For prostate cancer, current recommendations include optional screening of plasma levels of prostate-specific antigen (PSA) in 55- to 69-year-old men. PSA screening reduces prostate cancer mortality by 13% compared with no screening1. However, of the 16% of PSA tests that showed increased PSA levels requiring further diagnostic efforts, only 24% confirmed a diagnosis of prostate cancer, meaning that a high number of patients, while eligible for screening based on their age, were exposed to unnecessary and costly follow-up screening.

Lung cancer screening has been recommended to individuals by smoking history and age (based on the US Preventive Services Task Force (USPSTF) recommendations for screening in 2013), but more precise methods to identify individuals at risk are being implemented. The identification of screening-eligible individuals using multivariable risk predictive models such as the Liverpool Lung Project-v2 (LLPv2) and the model derived from the Prostate, Lung, Colorectal and Ovarian study (PLCOm2012), which integrate demographic and clinical variables to identify at-risk populations, can improve lung cancer detection compared with the USPSTF recommendations2. Encouragingly, these models are being implemented in national lung cancer screening programs in Canada and the UK2.

Prospective clinical research into multimodal risk-adaptable screening is ongoing for other cancer types. In breast cancer, the WISDOM study in the USA, as well as the MyPEBS study in Europe, compare personalized risk assessment and screening recommendations with the standard-of-care national screening recommendation in the respective country (such as annual mammography in 40- to 74-year-old women the USA). Personalized risk is determined using a multifactorial risk score (age, breast cancer family history, race/ethnicity, breast density, body mass index and menopausal status) and saliva-based genetic testing, based on which an individual screening schedule is created. These are examples that likely advance cancer screening and detection methods through a focus on patients’ needs, implementing available, state-of-the-art tools for personalized screening.

Artificial intelligence (AI)-powered extraction and analysis of data from medical or electronic health records (EHRs) (also referred to as ‘AI biopsy’) can predict an individual’s risk of several diseases3 — a potentially cost-effective and accessible approach for population-based screening. Although this approach can be effective in predicting the risk of even one of the most aggressive and hard-to-detect cancer types, PDAC its application depends on the quality and density of EHRs4 and requires availability of an appropriate clinical infrastructure. Still, the integration of AI biopsies in multimodal cancer risk screening will be crucial to leverage their cost-effective potential in identifying patients for screening.
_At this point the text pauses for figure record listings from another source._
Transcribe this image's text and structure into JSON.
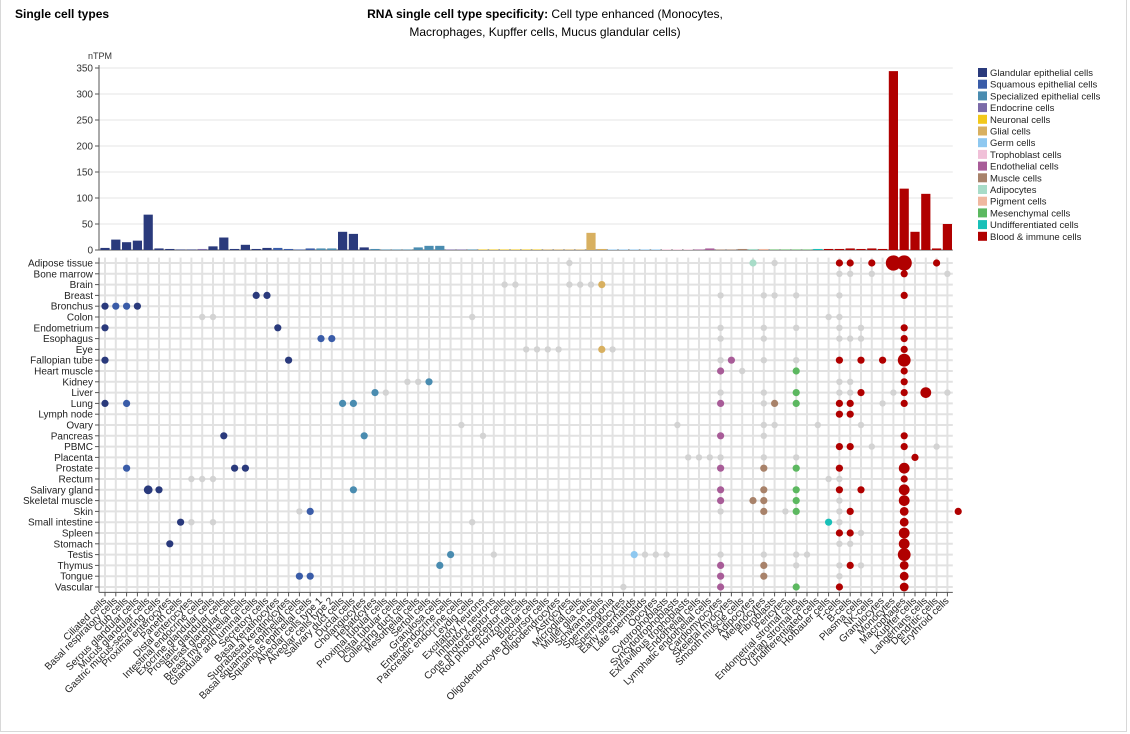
{
  "page": {
    "section_title": "Single cell types",
    "chart_title_bold": "RNA single cell type specificity:",
    "chart_title_rest_line1": "Cell type enhanced (Monocytes,",
    "chart_title_line2": "Macrophages, Kupffer cells, Mucus glandular cells)"
  },
  "chart_data": {
    "type": "bar",
    "ylabel": "nTPM",
    "ylim": [
      0,
      350
    ],
    "yticks": [
      0,
      50,
      100,
      150,
      200,
      250,
      300,
      350
    ],
    "grid": true,
    "legend_position": "right",
    "groups": [
      {
        "name": "Glandular epithelial cells",
        "color": "#2a3a7c"
      },
      {
        "name": "Squamous epithelial cells",
        "color": "#3a5ca8"
      },
      {
        "name": "Specialized epithelial cells",
        "color": "#4a8cb0"
      },
      {
        "name": "Endocrine cells",
        "color": "#7a6aa8"
      },
      {
        "name": "Neuronal cells",
        "color": "#f2c81a"
      },
      {
        "name": "Glial cells",
        "color": "#d8b060"
      },
      {
        "name": "Germ cells",
        "color": "#8ec8f0"
      },
      {
        "name": "Trophoblast cells",
        "color": "#f0c0d8"
      },
      {
        "name": "Endothelial cells",
        "color": "#a85c98"
      },
      {
        "name": "Muscle cells",
        "color": "#a8826a"
      },
      {
        "name": "Adipocytes",
        "color": "#a8dcc8"
      },
      {
        "name": "Pigment cells",
        "color": "#f0b8a0"
      },
      {
        "name": "Mesenchymal cells",
        "color": "#5cb860"
      },
      {
        "name": "Undifferentiated cells",
        "color": "#18c0b8"
      },
      {
        "name": "Blood & immune cells",
        "color": "#b00000"
      }
    ],
    "categories": [
      "Ciliated cells",
      "Basal respiratory cells",
      "Club cells",
      "Serous glandular cells",
      "Mucus glandular cells",
      "Gastric mucus-secreting cells",
      "Proximal enterocytes",
      "Paneth cells",
      "Distal enterocytes",
      "Intestinal endocrine cells",
      "Exocrine glandular cells",
      "Prostatic glandular cells",
      "Breast glandular cells",
      "Breast myoepithelial cells",
      "Glandular and luminal cells",
      "Secretory cells",
      "Basal keratinocytes",
      "Suprabasal keratinocytes",
      "Basal squamous epithelial cells",
      "Squamous epithelial cells",
      "Alveolar cells type 1",
      "Alveolar cells type 2",
      "Salivary duct cells",
      "Ductal cells",
      "Cholangiocytes",
      "Hepatocytes",
      "Proximal tubular cells",
      "Distal tubular cells",
      "Collecting duct cells",
      "Mesothelial cells",
      "Sertoli cells",
      "Granulosa cells",
      "Enteroendocrine cells",
      "Pancreatic endocrine cells",
      "Leydig cells",
      "Excitatory neurons",
      "Inhibitory neurons",
      "Cone photoreceptor cells",
      "Rod photoreceptor cells",
      "Horizontal cells",
      "Bipolar cells",
      "Oligodendrocyte precursor cells",
      "Oligodendrocytes",
      "Astrocytes",
      "Microglial cells",
      "Muller glia cells",
      "Schwann cells",
      "Spermatogonia",
      "Spermatocytes",
      "Early spermatids",
      "Late spermatids",
      "Oocytes",
      "Cytotrophoblasts",
      "Syncytiotrophoblasts",
      "Extravillous trophoblasts",
      "Endothelial cells",
      "Lymphatic endothelial cells",
      "Cardiomyocytes",
      "Skeletal myocytes",
      "Smooth muscle cells",
      "Adipocytes",
      "Melanocytes",
      "Fibroblasts",
      "Pericytes",
      "Endometrial stromal cells",
      "Ovarian stromal cells",
      "Undifferentiated cells",
      "Hofbauer cells",
      "T-cells",
      "B-cells",
      "Plasma cells",
      "NK-cells",
      "Granulocytes",
      "Monocytes",
      "Macrophages",
      "Kupffer cells",
      "Langerhans cells",
      "Dendritic cells",
      "Erythroid cells"
    ],
    "category_groups": [
      0,
      0,
      0,
      0,
      0,
      0,
      0,
      0,
      0,
      3,
      0,
      0,
      0,
      0,
      0,
      0,
      1,
      1,
      1,
      1,
      2,
      2,
      0,
      0,
      0,
      2,
      2,
      2,
      2,
      2,
      2,
      2,
      3,
      3,
      2,
      4,
      4,
      4,
      4,
      4,
      4,
      5,
      5,
      5,
      5,
      5,
      5,
      6,
      6,
      6,
      6,
      6,
      7,
      7,
      7,
      8,
      8,
      9,
      9,
      9,
      10,
      11,
      12,
      12,
      12,
      12,
      13,
      14,
      14,
      14,
      14,
      14,
      14,
      14,
      14,
      14,
      14,
      14,
      14
    ],
    "values": [
      4,
      20,
      15,
      18,
      68,
      3,
      2,
      1,
      1,
      2,
      7,
      24,
      2,
      10,
      2,
      4,
      4,
      2,
      1,
      3,
      3,
      3,
      35,
      31,
      5,
      2,
      1,
      1,
      1,
      5,
      8,
      8,
      1,
      1,
      1,
      1,
      1,
      1,
      1,
      1,
      1,
      1,
      1,
      1,
      1,
      33,
      2,
      1,
      1,
      1,
      1,
      1,
      1,
      1,
      1,
      1,
      3,
      1,
      1,
      2,
      2,
      2,
      1,
      1,
      1,
      1,
      2,
      2,
      2,
      3,
      2,
      3,
      2,
      344,
      118,
      35,
      108,
      3,
      50
    ],
    "tissues": [
      "Adipose tissue",
      "Bone marrow",
      "Brain",
      "Breast",
      "Bronchus",
      "Colon",
      "Endometrium",
      "Esophagus",
      "Eye",
      "Fallopian tube",
      "Heart muscle",
      "Kidney",
      "Liver",
      "Lung",
      "Lymph node",
      "Ovary",
      "Pancreas",
      "PBMC",
      "Placenta",
      "Prostate",
      "Rectum",
      "Salivary gland",
      "Skeletal muscle",
      "Skin",
      "Small intestine",
      "Spleen",
      "Stomach",
      "Testis",
      "Thymus",
      "Tongue",
      "Vascular"
    ],
    "dots": [
      [
        0,
        43,
        0,
        1
      ],
      [
        0,
        60,
        10,
        2
      ],
      [
        0,
        62,
        0,
        1
      ],
      [
        0,
        68,
        14,
        2
      ],
      [
        0,
        69,
        14,
        2
      ],
      [
        0,
        71,
        14,
        2
      ],
      [
        0,
        73,
        14,
        6
      ],
      [
        0,
        74,
        14,
        6
      ],
      [
        0,
        77,
        14,
        2
      ],
      [
        1,
        68,
        0,
        1
      ],
      [
        1,
        69,
        0,
        1
      ],
      [
        1,
        71,
        0,
        1
      ],
      [
        1,
        74,
        14,
        2
      ],
      [
        1,
        78,
        0,
        1
      ],
      [
        2,
        37,
        0,
        1
      ],
      [
        2,
        38,
        0,
        1
      ],
      [
        2,
        43,
        0,
        1
      ],
      [
        2,
        44,
        0,
        1
      ],
      [
        2,
        45,
        0,
        1
      ],
      [
        2,
        46,
        5,
        2
      ],
      [
        3,
        14,
        0,
        2
      ],
      [
        3,
        15,
        0,
        2
      ],
      [
        3,
        57,
        0,
        1
      ],
      [
        3,
        61,
        0,
        1
      ],
      [
        3,
        62,
        0,
        1
      ],
      [
        3,
        64,
        0,
        1
      ],
      [
        3,
        68,
        0,
        1
      ],
      [
        3,
        74,
        14,
        2
      ],
      [
        4,
        0,
        0,
        2
      ],
      [
        4,
        1,
        1,
        2
      ],
      [
        4,
        2,
        1,
        2
      ],
      [
        4,
        3,
        0,
        2
      ],
      [
        5,
        9,
        0,
        1
      ],
      [
        5,
        10,
        0,
        1
      ],
      [
        5,
        34,
        0,
        1
      ],
      [
        5,
        67,
        0,
        1
      ],
      [
        5,
        68,
        0,
        1
      ],
      [
        6,
        0,
        0,
        2
      ],
      [
        6,
        16,
        0,
        2
      ],
      [
        6,
        57,
        0,
        1
      ],
      [
        6,
        61,
        0,
        1
      ],
      [
        6,
        64,
        0,
        1
      ],
      [
        6,
        68,
        0,
        1
      ],
      [
        6,
        70,
        0,
        1
      ],
      [
        6,
        74,
        14,
        2
      ],
      [
        7,
        20,
        1,
        2
      ],
      [
        7,
        21,
        1,
        2
      ],
      [
        7,
        57,
        0,
        1
      ],
      [
        7,
        61,
        0,
        1
      ],
      [
        7,
        68,
        0,
        1
      ],
      [
        7,
        69,
        0,
        1
      ],
      [
        7,
        70,
        0,
        1
      ],
      [
        7,
        74,
        14,
        2
      ],
      [
        8,
        39,
        0,
        1
      ],
      [
        8,
        40,
        0,
        1
      ],
      [
        8,
        41,
        0,
        1
      ],
      [
        8,
        42,
        0,
        1
      ],
      [
        8,
        46,
        5,
        2
      ],
      [
        8,
        47,
        0,
        1
      ],
      [
        8,
        74,
        14,
        2
      ],
      [
        9,
        0,
        0,
        2
      ],
      [
        9,
        17,
        0,
        2
      ],
      [
        9,
        57,
        0,
        1
      ],
      [
        9,
        58,
        8,
        2
      ],
      [
        9,
        61,
        0,
        1
      ],
      [
        9,
        64,
        0,
        1
      ],
      [
        9,
        68,
        14,
        2
      ],
      [
        9,
        70,
        14,
        2
      ],
      [
        9,
        72,
        14,
        2
      ],
      [
        9,
        74,
        14,
        5
      ],
      [
        10,
        57,
        8,
        2
      ],
      [
        10,
        59,
        0,
        1
      ],
      [
        10,
        64,
        12,
        2
      ],
      [
        10,
        74,
        14,
        2
      ],
      [
        11,
        28,
        0,
        1
      ],
      [
        11,
        29,
        0,
        1
      ],
      [
        11,
        30,
        2,
        2
      ],
      [
        11,
        68,
        0,
        1
      ],
      [
        11,
        69,
        0,
        1
      ],
      [
        11,
        74,
        14,
        2
      ],
      [
        12,
        25,
        2,
        2
      ],
      [
        12,
        26,
        0,
        1
      ],
      [
        12,
        57,
        0,
        1
      ],
      [
        12,
        61,
        0,
        1
      ],
      [
        12,
        64,
        12,
        2
      ],
      [
        12,
        68,
        0,
        1
      ],
      [
        12,
        69,
        0,
        1
      ],
      [
        12,
        70,
        14,
        2
      ],
      [
        12,
        73,
        0,
        1
      ],
      [
        12,
        74,
        14,
        2
      ],
      [
        12,
        76,
        14,
        4
      ],
      [
        12,
        78,
        0,
        1
      ],
      [
        13,
        0,
        0,
        2
      ],
      [
        13,
        2,
        1,
        2
      ],
      [
        13,
        22,
        2,
        2
      ],
      [
        13,
        23,
        2,
        2
      ],
      [
        13,
        57,
        8,
        2
      ],
      [
        13,
        61,
        0,
        1
      ],
      [
        13,
        62,
        9,
        2
      ],
      [
        13,
        64,
        12,
        2
      ],
      [
        13,
        68,
        14,
        2
      ],
      [
        13,
        69,
        14,
        2
      ],
      [
        13,
        72,
        0,
        1
      ],
      [
        13,
        74,
        14,
        2
      ],
      [
        14,
        68,
        14,
        2
      ],
      [
        14,
        69,
        14,
        2
      ],
      [
        15,
        33,
        0,
        1
      ],
      [
        15,
        53,
        0,
        1
      ],
      [
        15,
        61,
        0,
        1
      ],
      [
        15,
        62,
        0,
        1
      ],
      [
        15,
        66,
        0,
        1
      ],
      [
        15,
        70,
        0,
        1
      ],
      [
        16,
        11,
        0,
        2
      ],
      [
        16,
        24,
        2,
        2
      ],
      [
        16,
        35,
        0,
        1
      ],
      [
        16,
        57,
        8,
        2
      ],
      [
        16,
        61,
        0,
        1
      ],
      [
        16,
        74,
        14,
        2
      ],
      [
        17,
        68,
        14,
        2
      ],
      [
        17,
        69,
        14,
        2
      ],
      [
        17,
        71,
        0,
        1
      ],
      [
        17,
        74,
        14,
        2
      ],
      [
        17,
        77,
        0,
        1
      ],
      [
        18,
        54,
        0,
        1
      ],
      [
        18,
        55,
        0,
        1
      ],
      [
        18,
        56,
        0,
        1
      ],
      [
        18,
        57,
        0,
        1
      ],
      [
        18,
        61,
        0,
        1
      ],
      [
        18,
        64,
        0,
        1
      ],
      [
        18,
        75,
        14,
        2
      ],
      [
        19,
        2,
        1,
        2
      ],
      [
        19,
        12,
        0,
        2
      ],
      [
        19,
        13,
        0,
        2
      ],
      [
        19,
        57,
        8,
        2
      ],
      [
        19,
        61,
        9,
        2
      ],
      [
        19,
        64,
        12,
        2
      ],
      [
        19,
        68,
        14,
        2
      ],
      [
        19,
        74,
        14,
        4
      ],
      [
        20,
        8,
        0,
        1
      ],
      [
        20,
        9,
        0,
        1
      ],
      [
        20,
        10,
        0,
        1
      ],
      [
        20,
        67,
        0,
        1
      ],
      [
        20,
        68,
        0,
        1
      ],
      [
        20,
        74,
        14,
        2
      ],
      [
        21,
        4,
        0,
        3
      ],
      [
        21,
        5,
        0,
        2
      ],
      [
        21,
        23,
        2,
        2
      ],
      [
        21,
        57,
        8,
        2
      ],
      [
        21,
        61,
        9,
        2
      ],
      [
        21,
        64,
        12,
        2
      ],
      [
        21,
        68,
        14,
        2
      ],
      [
        21,
        70,
        14,
        2
      ],
      [
        21,
        74,
        14,
        4
      ],
      [
        22,
        57,
        8,
        2
      ],
      [
        22,
        60,
        9,
        2
      ],
      [
        22,
        61,
        9,
        2
      ],
      [
        22,
        64,
        12,
        2
      ],
      [
        22,
        68,
        0,
        1
      ],
      [
        22,
        74,
        14,
        4
      ],
      [
        23,
        18,
        0,
        1
      ],
      [
        23,
        19,
        1,
        2
      ],
      [
        23,
        57,
        0,
        1
      ],
      [
        23,
        61,
        9,
        2
      ],
      [
        23,
        63,
        0,
        1
      ],
      [
        23,
        64,
        12,
        2
      ],
      [
        23,
        68,
        0,
        1
      ],
      [
        23,
        69,
        14,
        2
      ],
      [
        23,
        74,
        14,
        3
      ],
      [
        23,
        79,
        14,
        2
      ],
      [
        24,
        7,
        0,
        2
      ],
      [
        24,
        8,
        0,
        1
      ],
      [
        24,
        10,
        0,
        1
      ],
      [
        24,
        34,
        0,
        1
      ],
      [
        24,
        67,
        13,
        2
      ],
      [
        24,
        68,
        0,
        1
      ],
      [
        24,
        74,
        14,
        3
      ],
      [
        25,
        68,
        14,
        2
      ],
      [
        25,
        69,
        14,
        2
      ],
      [
        25,
        70,
        0,
        1
      ],
      [
        25,
        74,
        14,
        4
      ],
      [
        26,
        6,
        0,
        2
      ],
      [
        26,
        68,
        0,
        1
      ],
      [
        26,
        69,
        0,
        1
      ],
      [
        26,
        74,
        14,
        4
      ],
      [
        27,
        32,
        2,
        2
      ],
      [
        27,
        36,
        0,
        1
      ],
      [
        27,
        49,
        6,
        2
      ],
      [
        27,
        50,
        0,
        1
      ],
      [
        27,
        51,
        0,
        1
      ],
      [
        27,
        52,
        0,
        1
      ],
      [
        27,
        57,
        0,
        1
      ],
      [
        27,
        61,
        0,
        1
      ],
      [
        27,
        64,
        0,
        1
      ],
      [
        27,
        65,
        0,
        1
      ],
      [
        27,
        74,
        14,
        5
      ],
      [
        28,
        31,
        2,
        2
      ],
      [
        28,
        57,
        8,
        2
      ],
      [
        28,
        61,
        9,
        2
      ],
      [
        28,
        64,
        0,
        1
      ],
      [
        28,
        68,
        0,
        1
      ],
      [
        28,
        69,
        14,
        2
      ],
      [
        28,
        70,
        0,
        1
      ],
      [
        28,
        74,
        14,
        3
      ],
      [
        29,
        18,
        1,
        2
      ],
      [
        29,
        19,
        1,
        2
      ],
      [
        29,
        57,
        8,
        2
      ],
      [
        29,
        61,
        9,
        2
      ],
      [
        29,
        68,
        0,
        1
      ],
      [
        29,
        74,
        14,
        3
      ],
      [
        30,
        48,
        0,
        1
      ],
      [
        30,
        57,
        8,
        2
      ],
      [
        30,
        64,
        12,
        2
      ],
      [
        30,
        68,
        14,
        2
      ],
      [
        30,
        74,
        14,
        3
      ]
    ]
  }
}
Emerging research into the human exposome has surfaced complex interactions among host biology, cancer risk and environmental and lifestyle exposures5 that could provide clues for more accurate risk assessment of cancer types, including early-onset cancer. Research into precancer biology will offer further opportunities to determine cancer risk in healthy individuals. As such, research into organ-specific aging shows that blood-based DNA methylation analysis can be used to predict organ-specific disease risk6. Microenvironmental drivers of precancer initiation, including very early anti-tumor immune responses, could potentially be measured years before cancer onset and inform screening frequency and prevention strategy.

Cancer therapy has already shown that a one-size-fits-all approach rarely works for everyone. Research now shows that multimodal risk identification beyond age can lead to more efficient screening for early cancer detection than relying on the current minimal standard. A minimized risk for overdiagnosis and overtreatment will make the swift implementation of effective screening strategies in routine care more likely, as seen in lung cancer. When designing clinical trials and implementation studies to validate new methods for early cancer detection, the opportunity for a precision screening approach in at-risk individuals must not be missed.